Write instructions for your target audience – not for yourself.

Over the last couple of weeks, I’ve been asked questions about installing two products on z/OS. I looked at the installation documentation, and it was written the way I would write it for myself – it was not written for other people to follow.

I sent some comments to one of the developers, and as the comments mainly apply to the other products as well, I thought I would write them down – for when another product comes along.

I’ve been doing some documentation of for AT-TLS which allows you to give applications TLS support, without changing the application, so I’ll focus on a product using TCP/IP.

What is the environment?

The environment can range from one person running z/OS on a laptop, to running a Parallel Sysplex where you have multiple z/OS instances running as a Single System Image; and taking it further, you can have multiple sites.

What levels of software

Within a Sysplex you can have different levels of software, for example one image at z/OS 2.4 and another image at z/OS 2.5 You tend to upgrade one system to the next release, then when this has been demonstrated to be stable, migrate the other systems in turn.

Within one z/OS image you can have multiple levels of products, for example MQ 9.2.3 and MQ 9.1. People may have multiple levels so they test the newer level, and when it looks stable, they switch to the newer level and later remove the older level. If the newer level does not work in production – they can easily switch back to the previous level.

Each version may have specific requirements.

  • If your product has an SVC, you may need an SVC for each version, unless the higher level SVC supports the lower level code.
  • If your product uses a TCP/IP port, you will need a port for each instance.

You need to ensure your product can run in this environment, with more than one version installed on an image.

How do things run?

Often z/OS images and programs run for many months. For example IPLing every three months to get the latest fixes on. Your product instance may run for 3 months before restarting. If you write message to the joblog, or have output going to the JES2 spool, you want to be able to purge old output without shutting down your instance. You can specify options to “spin” off output and make the file purge-able.

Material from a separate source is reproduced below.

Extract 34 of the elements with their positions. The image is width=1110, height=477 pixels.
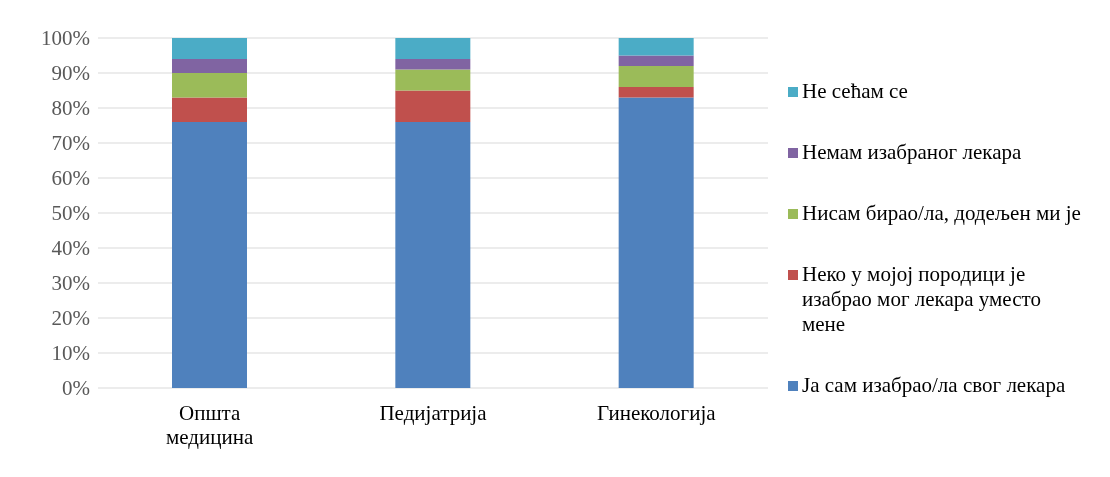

Your instance may need to be able to refresh its parameters. For example, if a key in a keyring changes, you need to close and reopen the keyring. This implies a refresh command, or the keyring is opened for each request.

Who is responsible for the system?

For me – I am the only person using the system and I am responsible for every thing.

For big systems there will be functions allocated to different departments:

  • Installation of software (getting the libraries and files to the z/OS image)
  • The z/OS systems team – creating and updating the base z/OS system
  • The Security team – this may be split into platform security(RACF), and network security
  • Data management – responsible for data, backup (and restore), migration of unused data sets to tape, ensuring there is enough disk space available.
  • Communications team – responsible for TCPIP connectivity, DNS, firewalls etc.
  • Database team – responsible for DB2 and other products
  • Liberty and z/OSMF etc built on top of Liberty.
  • MQ – responsible for MQ, and MQ to MQ connectivity.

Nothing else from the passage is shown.